Braking and mileage are not connected
Brakes are applied in a car when one needs to slow down or stop. However, some drivers have a habit of constantly using brakes when even lifting off your foot from the accelerator can do the job. Unnecessary usage of brakes not only leads to wear and tear of brake pads but also lowers the fuel efficiency. This is because every time you apply brakes, the speed of the car reduces by quite a margin and the engine has to again work hard to bring up the speed when the accelerator is pressed. Therefore, only use brakes when required and try to learn other practices such as engine braking.

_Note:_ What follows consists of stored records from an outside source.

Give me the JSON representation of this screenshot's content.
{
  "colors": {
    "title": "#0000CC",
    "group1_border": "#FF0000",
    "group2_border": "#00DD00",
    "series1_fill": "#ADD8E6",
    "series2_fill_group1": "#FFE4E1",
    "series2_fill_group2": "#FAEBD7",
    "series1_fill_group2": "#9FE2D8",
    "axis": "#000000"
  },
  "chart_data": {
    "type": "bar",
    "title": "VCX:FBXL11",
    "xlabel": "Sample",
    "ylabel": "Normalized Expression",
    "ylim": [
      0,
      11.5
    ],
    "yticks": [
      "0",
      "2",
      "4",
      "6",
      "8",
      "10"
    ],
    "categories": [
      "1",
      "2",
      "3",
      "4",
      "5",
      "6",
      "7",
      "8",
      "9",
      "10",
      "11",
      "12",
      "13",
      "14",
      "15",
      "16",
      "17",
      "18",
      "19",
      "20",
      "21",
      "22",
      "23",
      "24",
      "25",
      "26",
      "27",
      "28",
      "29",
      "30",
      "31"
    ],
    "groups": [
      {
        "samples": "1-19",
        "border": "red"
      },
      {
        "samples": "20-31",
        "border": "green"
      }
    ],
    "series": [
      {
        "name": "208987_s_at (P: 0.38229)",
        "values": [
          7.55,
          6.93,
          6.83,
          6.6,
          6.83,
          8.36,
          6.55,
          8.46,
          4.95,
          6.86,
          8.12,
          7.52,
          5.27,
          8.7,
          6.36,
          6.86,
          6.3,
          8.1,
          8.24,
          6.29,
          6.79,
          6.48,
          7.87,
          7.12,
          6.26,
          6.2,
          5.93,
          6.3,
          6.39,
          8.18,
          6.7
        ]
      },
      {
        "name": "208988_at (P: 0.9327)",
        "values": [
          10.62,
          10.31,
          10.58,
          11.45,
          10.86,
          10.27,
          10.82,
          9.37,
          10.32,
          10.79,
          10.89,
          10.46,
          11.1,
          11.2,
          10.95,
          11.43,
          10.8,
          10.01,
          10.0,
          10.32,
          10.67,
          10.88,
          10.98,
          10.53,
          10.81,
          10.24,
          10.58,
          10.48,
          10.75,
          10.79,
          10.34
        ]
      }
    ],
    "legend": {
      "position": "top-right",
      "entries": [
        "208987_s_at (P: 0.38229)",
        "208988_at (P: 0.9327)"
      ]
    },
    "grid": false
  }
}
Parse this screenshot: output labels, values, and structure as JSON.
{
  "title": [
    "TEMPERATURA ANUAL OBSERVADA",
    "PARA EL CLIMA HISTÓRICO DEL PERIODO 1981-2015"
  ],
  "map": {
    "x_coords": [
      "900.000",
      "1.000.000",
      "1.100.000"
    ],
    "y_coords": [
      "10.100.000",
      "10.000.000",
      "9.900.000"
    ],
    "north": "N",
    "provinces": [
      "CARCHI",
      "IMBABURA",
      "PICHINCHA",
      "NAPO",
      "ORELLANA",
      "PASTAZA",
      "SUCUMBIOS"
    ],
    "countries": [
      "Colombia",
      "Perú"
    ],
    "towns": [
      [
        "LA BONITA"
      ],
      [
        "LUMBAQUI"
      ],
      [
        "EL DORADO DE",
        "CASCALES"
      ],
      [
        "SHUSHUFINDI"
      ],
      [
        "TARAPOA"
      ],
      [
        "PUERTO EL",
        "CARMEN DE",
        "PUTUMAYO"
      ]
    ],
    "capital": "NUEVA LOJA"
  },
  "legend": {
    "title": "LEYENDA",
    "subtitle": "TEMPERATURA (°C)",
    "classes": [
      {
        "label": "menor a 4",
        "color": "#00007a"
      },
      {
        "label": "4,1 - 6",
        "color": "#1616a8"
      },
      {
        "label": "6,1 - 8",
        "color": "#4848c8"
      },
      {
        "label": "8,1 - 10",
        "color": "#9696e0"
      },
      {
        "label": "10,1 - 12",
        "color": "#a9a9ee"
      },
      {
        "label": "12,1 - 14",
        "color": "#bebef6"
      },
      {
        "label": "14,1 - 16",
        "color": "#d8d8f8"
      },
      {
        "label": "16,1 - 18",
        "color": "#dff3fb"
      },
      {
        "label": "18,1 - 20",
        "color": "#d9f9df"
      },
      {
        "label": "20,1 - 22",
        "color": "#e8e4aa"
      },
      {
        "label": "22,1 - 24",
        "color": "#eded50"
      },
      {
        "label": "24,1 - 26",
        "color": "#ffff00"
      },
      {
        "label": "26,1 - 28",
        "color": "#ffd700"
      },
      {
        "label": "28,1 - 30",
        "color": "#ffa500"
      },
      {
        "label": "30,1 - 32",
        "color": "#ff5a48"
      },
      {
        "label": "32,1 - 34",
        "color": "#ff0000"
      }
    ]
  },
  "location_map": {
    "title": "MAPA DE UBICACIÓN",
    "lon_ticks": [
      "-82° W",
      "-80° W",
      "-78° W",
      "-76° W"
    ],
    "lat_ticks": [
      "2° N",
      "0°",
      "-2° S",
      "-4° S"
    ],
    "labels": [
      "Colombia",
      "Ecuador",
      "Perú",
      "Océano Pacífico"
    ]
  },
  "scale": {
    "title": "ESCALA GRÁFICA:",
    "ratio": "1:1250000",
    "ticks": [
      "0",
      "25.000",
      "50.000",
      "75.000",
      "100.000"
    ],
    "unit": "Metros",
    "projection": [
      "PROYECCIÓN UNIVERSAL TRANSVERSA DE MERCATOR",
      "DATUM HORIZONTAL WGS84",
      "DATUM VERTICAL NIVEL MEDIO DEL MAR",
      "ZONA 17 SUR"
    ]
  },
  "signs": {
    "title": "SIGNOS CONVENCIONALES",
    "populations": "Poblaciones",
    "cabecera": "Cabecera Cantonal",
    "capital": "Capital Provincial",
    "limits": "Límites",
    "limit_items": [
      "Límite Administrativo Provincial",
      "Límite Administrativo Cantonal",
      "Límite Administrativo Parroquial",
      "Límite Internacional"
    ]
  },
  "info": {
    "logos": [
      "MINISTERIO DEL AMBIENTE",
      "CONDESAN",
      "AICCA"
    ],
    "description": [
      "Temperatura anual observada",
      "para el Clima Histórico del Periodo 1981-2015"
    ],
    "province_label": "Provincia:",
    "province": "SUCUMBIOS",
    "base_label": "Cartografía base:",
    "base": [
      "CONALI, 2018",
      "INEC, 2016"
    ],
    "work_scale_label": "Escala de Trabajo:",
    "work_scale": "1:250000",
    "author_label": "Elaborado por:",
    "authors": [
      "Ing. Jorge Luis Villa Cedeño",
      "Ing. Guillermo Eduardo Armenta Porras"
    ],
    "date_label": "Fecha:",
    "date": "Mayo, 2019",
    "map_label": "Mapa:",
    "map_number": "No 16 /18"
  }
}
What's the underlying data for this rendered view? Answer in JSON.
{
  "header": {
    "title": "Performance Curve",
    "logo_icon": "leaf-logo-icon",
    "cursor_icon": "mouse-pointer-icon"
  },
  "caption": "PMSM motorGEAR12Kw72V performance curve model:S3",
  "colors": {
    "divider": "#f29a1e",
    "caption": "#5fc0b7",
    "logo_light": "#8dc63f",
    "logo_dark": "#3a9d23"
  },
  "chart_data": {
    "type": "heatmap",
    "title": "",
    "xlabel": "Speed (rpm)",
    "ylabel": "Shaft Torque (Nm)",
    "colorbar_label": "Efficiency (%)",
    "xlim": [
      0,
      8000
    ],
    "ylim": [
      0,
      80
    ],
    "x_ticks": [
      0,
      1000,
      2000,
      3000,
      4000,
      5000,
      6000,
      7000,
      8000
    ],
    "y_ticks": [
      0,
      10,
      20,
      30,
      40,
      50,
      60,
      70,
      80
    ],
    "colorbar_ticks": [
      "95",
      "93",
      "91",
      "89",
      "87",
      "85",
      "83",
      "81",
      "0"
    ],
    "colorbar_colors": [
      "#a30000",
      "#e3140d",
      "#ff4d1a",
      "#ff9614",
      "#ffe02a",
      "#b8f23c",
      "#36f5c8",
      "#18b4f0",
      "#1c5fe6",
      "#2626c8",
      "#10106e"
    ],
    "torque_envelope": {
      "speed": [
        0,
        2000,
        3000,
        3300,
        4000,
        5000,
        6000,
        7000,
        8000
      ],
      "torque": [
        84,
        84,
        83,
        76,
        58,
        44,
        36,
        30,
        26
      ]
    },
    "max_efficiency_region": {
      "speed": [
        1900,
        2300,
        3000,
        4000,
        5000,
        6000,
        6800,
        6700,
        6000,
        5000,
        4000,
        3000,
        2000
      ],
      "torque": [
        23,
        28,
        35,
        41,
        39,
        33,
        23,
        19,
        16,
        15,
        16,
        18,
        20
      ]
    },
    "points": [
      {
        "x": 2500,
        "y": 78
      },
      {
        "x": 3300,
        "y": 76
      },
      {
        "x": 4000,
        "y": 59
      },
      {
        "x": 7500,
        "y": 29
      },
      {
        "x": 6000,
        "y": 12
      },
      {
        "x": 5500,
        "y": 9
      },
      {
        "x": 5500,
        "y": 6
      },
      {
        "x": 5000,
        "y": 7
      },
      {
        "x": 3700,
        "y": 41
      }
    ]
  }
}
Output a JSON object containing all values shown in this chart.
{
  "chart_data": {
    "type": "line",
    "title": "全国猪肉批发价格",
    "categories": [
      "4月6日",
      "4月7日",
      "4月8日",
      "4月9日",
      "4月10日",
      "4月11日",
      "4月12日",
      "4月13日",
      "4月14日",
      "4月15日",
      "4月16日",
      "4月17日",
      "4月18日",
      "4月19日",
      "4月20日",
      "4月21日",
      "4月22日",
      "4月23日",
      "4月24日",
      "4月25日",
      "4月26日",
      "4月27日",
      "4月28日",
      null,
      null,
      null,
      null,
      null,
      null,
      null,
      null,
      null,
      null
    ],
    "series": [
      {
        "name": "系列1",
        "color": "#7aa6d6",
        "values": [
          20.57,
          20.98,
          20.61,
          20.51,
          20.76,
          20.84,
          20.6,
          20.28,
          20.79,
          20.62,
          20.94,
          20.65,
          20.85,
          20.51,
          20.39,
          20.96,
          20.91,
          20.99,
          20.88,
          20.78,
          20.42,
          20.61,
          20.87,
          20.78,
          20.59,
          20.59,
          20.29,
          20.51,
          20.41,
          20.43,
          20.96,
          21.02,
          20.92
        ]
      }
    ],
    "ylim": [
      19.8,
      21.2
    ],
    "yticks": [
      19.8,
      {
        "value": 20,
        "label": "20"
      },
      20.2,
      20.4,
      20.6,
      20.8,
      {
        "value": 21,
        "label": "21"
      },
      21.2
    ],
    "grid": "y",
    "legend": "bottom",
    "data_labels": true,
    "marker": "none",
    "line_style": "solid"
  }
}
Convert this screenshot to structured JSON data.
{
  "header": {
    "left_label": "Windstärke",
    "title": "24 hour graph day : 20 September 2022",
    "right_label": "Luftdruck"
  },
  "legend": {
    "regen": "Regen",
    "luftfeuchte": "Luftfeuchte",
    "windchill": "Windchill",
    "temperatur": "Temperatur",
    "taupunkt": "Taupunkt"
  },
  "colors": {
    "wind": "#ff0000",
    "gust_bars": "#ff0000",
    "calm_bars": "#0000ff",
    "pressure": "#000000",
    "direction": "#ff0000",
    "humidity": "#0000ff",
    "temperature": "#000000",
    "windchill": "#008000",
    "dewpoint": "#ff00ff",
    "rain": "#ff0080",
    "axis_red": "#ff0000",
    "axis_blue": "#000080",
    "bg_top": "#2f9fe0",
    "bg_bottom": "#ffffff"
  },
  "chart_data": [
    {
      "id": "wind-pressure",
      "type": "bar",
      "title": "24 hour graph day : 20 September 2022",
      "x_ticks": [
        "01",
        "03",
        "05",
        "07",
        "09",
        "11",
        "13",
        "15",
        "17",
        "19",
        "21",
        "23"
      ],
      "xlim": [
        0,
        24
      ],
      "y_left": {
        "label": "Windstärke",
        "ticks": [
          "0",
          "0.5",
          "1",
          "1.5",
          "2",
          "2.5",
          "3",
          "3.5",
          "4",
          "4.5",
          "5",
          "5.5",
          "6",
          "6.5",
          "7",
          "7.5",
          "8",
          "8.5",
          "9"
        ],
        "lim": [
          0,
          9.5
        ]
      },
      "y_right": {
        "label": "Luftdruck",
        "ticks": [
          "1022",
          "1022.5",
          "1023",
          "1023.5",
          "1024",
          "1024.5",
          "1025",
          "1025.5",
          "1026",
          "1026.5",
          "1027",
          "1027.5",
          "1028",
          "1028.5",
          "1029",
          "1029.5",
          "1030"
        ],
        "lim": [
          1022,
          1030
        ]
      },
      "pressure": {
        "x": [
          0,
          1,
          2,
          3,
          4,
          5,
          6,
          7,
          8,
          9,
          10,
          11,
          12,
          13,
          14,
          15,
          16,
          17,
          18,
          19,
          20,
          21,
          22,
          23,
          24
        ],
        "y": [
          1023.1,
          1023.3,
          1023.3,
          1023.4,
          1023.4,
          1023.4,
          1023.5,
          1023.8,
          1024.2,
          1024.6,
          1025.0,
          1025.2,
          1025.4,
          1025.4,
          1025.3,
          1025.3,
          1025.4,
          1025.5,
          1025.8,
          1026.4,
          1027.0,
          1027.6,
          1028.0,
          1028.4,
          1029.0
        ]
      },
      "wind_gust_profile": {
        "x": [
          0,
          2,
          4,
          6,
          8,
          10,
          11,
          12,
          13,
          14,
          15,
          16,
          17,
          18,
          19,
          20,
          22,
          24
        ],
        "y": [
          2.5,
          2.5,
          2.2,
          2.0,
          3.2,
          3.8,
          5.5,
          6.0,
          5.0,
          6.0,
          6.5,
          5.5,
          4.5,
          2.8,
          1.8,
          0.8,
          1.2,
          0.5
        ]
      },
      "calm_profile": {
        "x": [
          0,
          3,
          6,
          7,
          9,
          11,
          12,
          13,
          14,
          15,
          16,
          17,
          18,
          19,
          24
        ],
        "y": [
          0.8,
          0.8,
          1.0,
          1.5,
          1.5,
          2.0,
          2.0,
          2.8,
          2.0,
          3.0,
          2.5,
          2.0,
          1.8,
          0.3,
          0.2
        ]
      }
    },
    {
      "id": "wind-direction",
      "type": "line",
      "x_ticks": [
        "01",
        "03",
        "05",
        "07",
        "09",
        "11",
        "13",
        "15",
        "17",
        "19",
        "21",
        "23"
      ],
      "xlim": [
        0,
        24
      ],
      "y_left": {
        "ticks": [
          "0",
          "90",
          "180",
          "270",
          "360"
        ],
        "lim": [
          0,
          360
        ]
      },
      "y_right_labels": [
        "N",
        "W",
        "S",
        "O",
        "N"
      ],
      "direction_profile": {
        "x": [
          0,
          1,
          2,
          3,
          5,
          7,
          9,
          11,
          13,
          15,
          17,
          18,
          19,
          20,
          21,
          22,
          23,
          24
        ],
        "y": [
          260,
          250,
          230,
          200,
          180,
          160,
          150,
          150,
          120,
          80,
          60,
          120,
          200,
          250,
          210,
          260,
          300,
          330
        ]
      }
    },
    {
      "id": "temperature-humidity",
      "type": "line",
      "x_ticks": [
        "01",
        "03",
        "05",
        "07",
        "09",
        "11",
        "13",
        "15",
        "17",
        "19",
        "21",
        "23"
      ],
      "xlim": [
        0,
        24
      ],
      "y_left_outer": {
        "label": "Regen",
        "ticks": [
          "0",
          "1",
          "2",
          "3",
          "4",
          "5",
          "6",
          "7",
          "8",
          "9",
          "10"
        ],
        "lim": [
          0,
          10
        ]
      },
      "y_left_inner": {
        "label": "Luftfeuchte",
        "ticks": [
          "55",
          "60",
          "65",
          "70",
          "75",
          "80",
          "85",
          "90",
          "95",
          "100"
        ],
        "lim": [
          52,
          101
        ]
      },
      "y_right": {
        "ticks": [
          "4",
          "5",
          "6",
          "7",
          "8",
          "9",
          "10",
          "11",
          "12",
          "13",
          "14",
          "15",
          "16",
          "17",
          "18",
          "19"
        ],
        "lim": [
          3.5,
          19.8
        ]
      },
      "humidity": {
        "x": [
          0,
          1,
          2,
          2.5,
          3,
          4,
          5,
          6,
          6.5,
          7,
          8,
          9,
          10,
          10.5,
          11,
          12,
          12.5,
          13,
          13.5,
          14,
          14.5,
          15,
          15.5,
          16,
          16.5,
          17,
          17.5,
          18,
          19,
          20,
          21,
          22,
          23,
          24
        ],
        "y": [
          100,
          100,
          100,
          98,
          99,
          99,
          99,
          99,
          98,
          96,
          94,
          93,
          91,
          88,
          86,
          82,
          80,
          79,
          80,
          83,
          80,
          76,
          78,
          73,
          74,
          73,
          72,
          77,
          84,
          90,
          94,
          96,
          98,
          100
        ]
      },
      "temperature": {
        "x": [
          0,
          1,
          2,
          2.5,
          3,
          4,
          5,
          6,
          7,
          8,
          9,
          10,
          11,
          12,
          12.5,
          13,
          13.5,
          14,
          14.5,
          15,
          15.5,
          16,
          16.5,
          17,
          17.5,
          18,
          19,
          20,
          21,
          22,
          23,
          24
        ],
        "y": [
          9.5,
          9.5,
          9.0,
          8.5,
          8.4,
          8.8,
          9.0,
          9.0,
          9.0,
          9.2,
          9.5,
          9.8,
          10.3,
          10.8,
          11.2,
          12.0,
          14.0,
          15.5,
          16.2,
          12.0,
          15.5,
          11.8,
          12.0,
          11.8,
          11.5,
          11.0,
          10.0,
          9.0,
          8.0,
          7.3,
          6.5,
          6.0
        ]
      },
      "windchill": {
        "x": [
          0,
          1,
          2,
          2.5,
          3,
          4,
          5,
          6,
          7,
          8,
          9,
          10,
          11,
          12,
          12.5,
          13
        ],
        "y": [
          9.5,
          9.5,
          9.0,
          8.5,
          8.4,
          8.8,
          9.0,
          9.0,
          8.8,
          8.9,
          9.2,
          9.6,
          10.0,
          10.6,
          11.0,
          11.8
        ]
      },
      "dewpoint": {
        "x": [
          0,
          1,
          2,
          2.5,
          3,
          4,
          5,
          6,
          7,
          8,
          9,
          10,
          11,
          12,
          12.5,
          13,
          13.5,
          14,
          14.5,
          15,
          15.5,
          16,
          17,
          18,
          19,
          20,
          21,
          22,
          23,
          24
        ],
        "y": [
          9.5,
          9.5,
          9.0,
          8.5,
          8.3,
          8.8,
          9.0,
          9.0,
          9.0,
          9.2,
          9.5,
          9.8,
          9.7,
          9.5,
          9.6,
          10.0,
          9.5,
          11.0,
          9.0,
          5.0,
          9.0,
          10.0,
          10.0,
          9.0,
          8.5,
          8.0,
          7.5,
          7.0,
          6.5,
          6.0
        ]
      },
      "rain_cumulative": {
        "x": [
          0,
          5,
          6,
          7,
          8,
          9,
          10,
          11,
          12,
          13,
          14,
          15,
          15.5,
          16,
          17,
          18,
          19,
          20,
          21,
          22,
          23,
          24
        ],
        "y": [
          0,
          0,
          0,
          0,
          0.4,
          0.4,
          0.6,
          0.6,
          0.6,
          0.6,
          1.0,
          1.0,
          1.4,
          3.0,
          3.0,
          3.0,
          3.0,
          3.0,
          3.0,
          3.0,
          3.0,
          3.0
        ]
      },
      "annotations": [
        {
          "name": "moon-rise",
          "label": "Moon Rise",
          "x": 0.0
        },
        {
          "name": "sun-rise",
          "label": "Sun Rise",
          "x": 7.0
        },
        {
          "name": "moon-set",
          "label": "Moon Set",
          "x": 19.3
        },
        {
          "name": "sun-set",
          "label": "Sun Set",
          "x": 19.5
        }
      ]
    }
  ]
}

Weather does not affect mileage
It does, though not in a very big way. Every engine has an optimum temperature at which it can perform best. However, in winters, reaching the optimum engine temperature takes much more time than say in summers. Several other complicated bits inside and around the engine also don’t function well until the optimum temperature is reached and hence more fuel is burnt to produce the same amount of power that the engine usually develops at lower RPMs. Hence, fuel efficiency takes a hit during winters. Those of you who might be thinking summers to be the time of good fuel efficiency, think again. During summers, the AC is used which takes a toll on the mileage. High wind conditions can also affect fuel efficiency and so do other weather conditions like rain.
Weight and fuel efficiency are not related
Putting it simply, the lighter your car is, the less work engine has to do in order to move it. And the lesser work an engine does, the better is its fuel efficiency as the fuel consumption is less. Therefore, don’t overload your vehicle and also remove unnecessary heavy goods from your boot if you don’t need them. Creating a dump yard inside your car will only result in lower mileage.
Keeping clutch pressed while standstill does not affect mileage
Keeping your foot on the clutch lever even when the car is stationary (with the engine on of course) is another thing you are doing wrong. In fact, keeping your foot on the clutch is completely wrong in any scenario except when changing gears or when in heavy traffic. This not only wears down your clutch plate but also affects the fuel efficiency negatively.
Mileage has no connection with Regular servicing
Getting your car serviced regularly is very important for it to function at its best but sadly, many drivers neglect this fact. Regular servicing is one of the simplest ways to ensure that your car runs trouble free in the long run and its mileage is kept at optimum levels. This is because when all the components of a car including the engine and other bits are serviced, all oils checked and other checkups are done, the car is ready to perform at its full potential. When the engine is running problem free, its fuel efficiency automatically goes up.